Will 'emoticon defense' disprove cyberbullying?

INDIANAPOLIS (AP) — Even if three Indiana girls were just kidding around and used emoticons and LOLs when they discussed killing classmates on Facebook, their talk still could be considered cyberbullying if it inflicted emotional harm, experts say.

The American Civil Liberties Union of Indiana filed a federal lawsuit on behalf of the eighth-graders this week, claiming the Griffith Public Schools district in northern Indiana violated the girls' civil rights when it expelled them on the basis of a personal off-campus conversation that attorneys say shouldn't have been taken so seriously.

The lawsuit filed in U.S. District Court in Hammond says that any reasonable person would have realized the 14-year-olds' banter was in jest in part because of the use of emoticons such as smiley faces, humorous online shorthand such as LOL and ROFLMAO, and capital letters that represent sarcasm.

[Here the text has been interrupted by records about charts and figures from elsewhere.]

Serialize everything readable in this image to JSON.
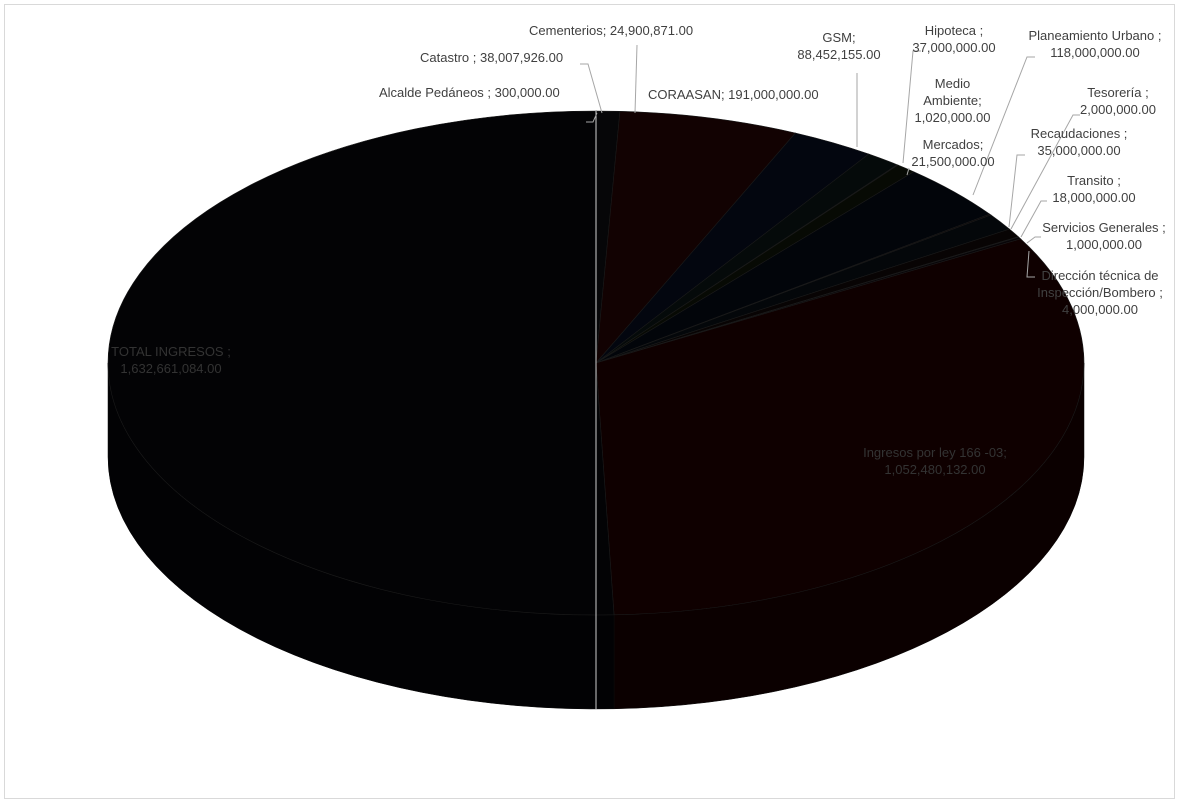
{
  "chart_data": {
    "type": "pie",
    "style": "3d",
    "slices": [
      {
        "name": "Alcalde Pedáneos",
        "value": 300000.0,
        "label_text": "Alcalde Pedáneos ; 300,000.00",
        "color": "#050505"
      },
      {
        "name": "Cementerios",
        "value": 24900871.0,
        "label_text": "Cementerios; 24,900,871.00",
        "color": "#060608"
      },
      {
        "name": "CORAASAN",
        "value": 191000000.0,
        "label_text": "CORAASAN; 191,000,000.00",
        "color": "#120202"
      },
      {
        "name": "GSM",
        "value": 88452155.0,
        "label_text": "GSM; 88,452,155.00",
        "color": "#03060f"
      },
      {
        "name": "Hipoteca",
        "value": 37000000.0,
        "label_text": "Hipoteca ; 37,000,000.00",
        "color": "#050a0a"
      },
      {
        "name": "Medio Ambiente",
        "value": 1020000.0,
        "label_text": "Medio Ambiente; 1,020,000.00",
        "color": "#080808"
      },
      {
        "name": "Mercados",
        "value": 21500000.0,
        "label_text": "Mercados; 21,500,000.00",
        "color": "#070a04"
      },
      {
        "name": "Planeamiento Urbano",
        "value": 118000000.0,
        "label_text": "Planeamiento Urbano ; 118,000,000.00",
        "color": "#02050a"
      },
      {
        "name": "Tesorería",
        "value": 2000000.0,
        "label_text": "Tesorería ; 2,000,000.00",
        "color": "#0a0404"
      },
      {
        "name": "Recaudaciones",
        "value": 35000000.0,
        "label_text": "Recaudaciones ; 35,000,000.00",
        "color": "#04070a"
      },
      {
        "name": "Transito",
        "value": 18000000.0,
        "label_text": "Transito ; 18,000,000.00",
        "color": "#080404"
      },
      {
        "name": "Servicios Generales",
        "value": 1000000.0,
        "label_text": "Servicios Generales ; 1,000,000.00",
        "color": "#050808"
      },
      {
        "name": "Dirección técnica de Inspección/Bombero",
        "value": 4000000.0,
        "label_text": "Dirección técnica de Inspección/Bombero ; 4,000,000.00",
        "color": "#080508"
      },
      {
        "name": "Ingresos por ley 166 -03",
        "value": 1052480132.0,
        "label_text": "Ingresos por ley 166 -03; 1,052,480,132.00",
        "color": "#0f0000"
      },
      {
        "name": "TOTAL INGRESOS",
        "value": 1632661084.0,
        "label_text": "TOTAL INGRESOS ; 1,632,661,084.00",
        "color": "#030305"
      }
    ],
    "legend": "none",
    "start_position": "12 o'clock",
    "direction": "clockwise",
    "label_color": "#404040"
  },
  "labels": {
    "alcalde": "Alcalde Pedáneos ; 300,000.00",
    "catastro": "Catastro ; 38,007,926.00",
    "cementerios": "Cementerios; 24,900,871.00",
    "coraasan": "CORAASAN; 191,000,000.00",
    "gsm_1": "GSM;",
    "gsm_2": "88,452,155.00",
    "hipoteca_1": "Hipoteca ;",
    "hipoteca_2": "37,000,000.00",
    "medio_1": "Medio",
    "medio_2": "Ambiente;",
    "medio_3": "1,020,000.00",
    "mercados_1": "Mercados;",
    "mercados_2": "21,500,000.00",
    "planeamiento_1": "Planeamiento Urbano ;",
    "planeamiento_2": "118,000,000.00",
    "tesoreria_1": "Tesorería ;",
    "tesoreria_2": "2,000,000.00",
    "recaudaciones_1": "Recaudaciones ;",
    "recaudaciones_2": "35,000,000.00",
    "transito_1": "Transito ;",
    "transito_2": "18,000,000.00",
    "servicios_1": "Servicios Generales ;",
    "servicios_2": "1,000,000.00",
    "direccion_1": "Dirección técnica de",
    "direccion_2": "Inspección/Bombero ;",
    "direccion_3": "4,000,000.00",
    "ingresos_1": "Ingresos por ley 166 -03;",
    "ingresos_2": "1,052,480,132.00",
    "total_1": "TOTAL INGRESOS ;",
    "total_2": "1,632,661,084.00"
  }
}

"The legal analysis asks whether a reasonable person viewing the conversation would conclude that the girls were about to inflict imminent harm. I think the use of emoticons and other forms of Internet-speak are simply one factor demonstrating that that was not the case," ACLU attorney Gavin Rose said in an email.

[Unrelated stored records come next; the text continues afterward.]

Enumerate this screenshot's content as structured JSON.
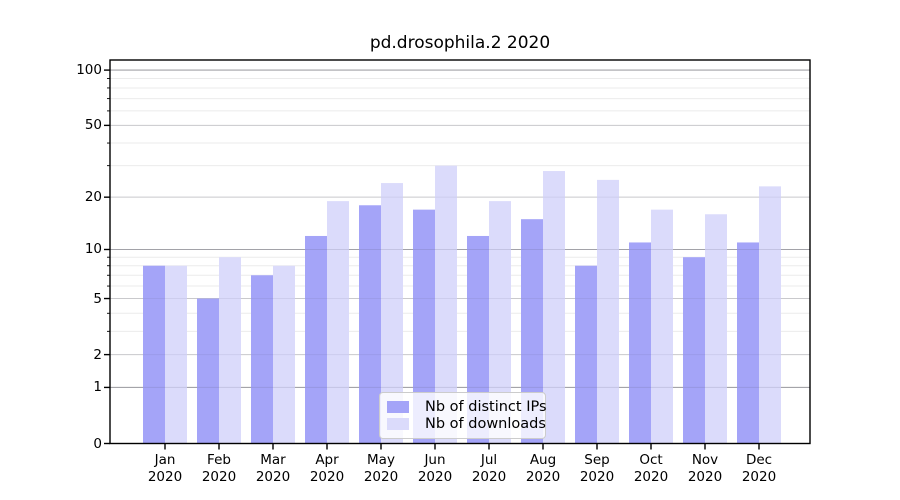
{
  "chart_data": {
    "type": "bar",
    "title": "pd.drosophila.2 2020",
    "year": "2020",
    "categories": [
      "Jan",
      "Feb",
      "Mar",
      "Apr",
      "May",
      "Jun",
      "Jul",
      "Aug",
      "Sep",
      "Oct",
      "Nov",
      "Dec"
    ],
    "series": [
      {
        "name": "Nb of distinct IPs",
        "color": "#a4a4f8",
        "values": [
          8,
          5,
          7,
          12,
          18,
          17,
          12,
          15,
          8,
          11,
          9,
          11
        ]
      },
      {
        "name": "Nb of downloads",
        "color": "#dbdbfb",
        "values": [
          8,
          9,
          8,
          19,
          24,
          30,
          19,
          28,
          25,
          17,
          16,
          23
        ]
      }
    ],
    "xlabel": "",
    "ylabel": "",
    "y_scale": "log1p",
    "y_ticks": [
      0,
      1,
      2,
      5,
      10,
      20,
      50,
      100
    ],
    "y_major_gridlines": [
      1,
      10,
      100
    ],
    "y_mid_gridlines": [
      2,
      5,
      20,
      50
    ],
    "y_minor_gridlines": [
      3,
      4,
      6,
      7,
      8,
      9,
      30,
      40,
      60,
      70,
      80,
      90
    ],
    "ylim": [
      0,
      114
    ],
    "grid": true,
    "legend_position": "lower-center",
    "colors": {
      "axis": "#000000",
      "text": "#000000",
      "grid_major": "#b2b2b2",
      "grid_mid": "#d6d6d6",
      "grid_minor": "#ebebeb",
      "legend_background": "rgba(255,255,255,0.8)",
      "legend_border": "#cccccc"
    }
  }
}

Regina Webb, the mother of one of the classmates who was the target of the girls' remarks, told The Associated Press on Friday she didn't see any humor in the Facebook thread, which she printed out and provided to the middle school principal. Webb said her 14-year-old daughter, who is Facebook friends with the girls, was afraid to go to school for two days after the thread appeared. She said other students were whispering about her daughter.

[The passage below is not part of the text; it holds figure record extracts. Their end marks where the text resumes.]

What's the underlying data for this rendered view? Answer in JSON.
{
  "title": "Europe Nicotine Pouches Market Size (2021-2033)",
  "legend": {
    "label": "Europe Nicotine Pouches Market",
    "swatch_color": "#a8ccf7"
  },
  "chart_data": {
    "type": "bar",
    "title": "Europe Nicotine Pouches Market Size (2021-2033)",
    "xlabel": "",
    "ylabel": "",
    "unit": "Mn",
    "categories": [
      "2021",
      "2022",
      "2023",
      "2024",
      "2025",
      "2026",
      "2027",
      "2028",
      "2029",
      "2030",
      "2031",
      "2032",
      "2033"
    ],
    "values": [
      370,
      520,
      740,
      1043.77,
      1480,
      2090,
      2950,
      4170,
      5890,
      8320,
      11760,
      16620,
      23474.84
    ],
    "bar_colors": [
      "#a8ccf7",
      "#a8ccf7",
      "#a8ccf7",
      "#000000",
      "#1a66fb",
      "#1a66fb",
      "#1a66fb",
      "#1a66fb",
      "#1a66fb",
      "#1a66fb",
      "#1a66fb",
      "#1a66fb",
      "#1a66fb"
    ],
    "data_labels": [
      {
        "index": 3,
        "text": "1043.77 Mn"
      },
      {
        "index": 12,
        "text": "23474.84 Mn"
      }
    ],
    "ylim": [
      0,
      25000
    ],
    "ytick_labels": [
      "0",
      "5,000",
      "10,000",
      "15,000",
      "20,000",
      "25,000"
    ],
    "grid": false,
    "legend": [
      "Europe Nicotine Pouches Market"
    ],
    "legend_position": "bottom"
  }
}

"When they're talking about putting someone in a bathtub of acid and lighting someone on fire...my daughter being the last person mentioned, I find nothing funny about that," Webb said, calling the thread "disturbing."

She noted the girls discussed whether it would be better to use a gun or a knife to kill someone, and how to cover up evidence. "I just think that goes a little beyond joking. To me, that is calculated, that has been thought about, that has been planned," Webb said.

"We still see examples of students using emoticons like that even in actual cyberbullying cases," said Justin Patchin, a criminal justice professor at the University of Wisconsin-Eau Claire and co-director of the Cyberbullying Research Center. "My position is it doesn't matter if they did use those emoticons...It doesn't matter if the intent was to joke around...If we look at the content, would we be threatened by it?"

Griffith school district attorney Rhett Tauber declined to comment.

"Cyberbullying is the emotional harm, not that they're going to kill you, but that they're talking about it even in a joking way," said Parry Aftab, an attorney and executive director of Wiredsafety.org, a children's Internet safety group.

Patchin agreed. "It doesn't necessarily take an actual threat for the school to get involved in disciplining the students," he said. "If the target in this case didn't feel safe to be at school, then the school has the authority to take action," he added.

Neither Patchin nor Rose were aware of any previous cases where the use of emoticons was cited, though Aftab said she had encountered the strategy several times. Patchin did cite a 2000 Pennsylvania case in which the state Supreme Court upheld the expulsion of a student who created a website that featured a diagram depicting the decapitation of a teacher despite his insistence that the content was a joke.

Both Patchin and Aftab said another key issue was whether the school district overstepped its authority by penalizing students for off-campus, after-hours speech. The U.S. Supreme Court has yet to issue a clear ruling on the boundaries of schools' power to regulate students' online speech, they said.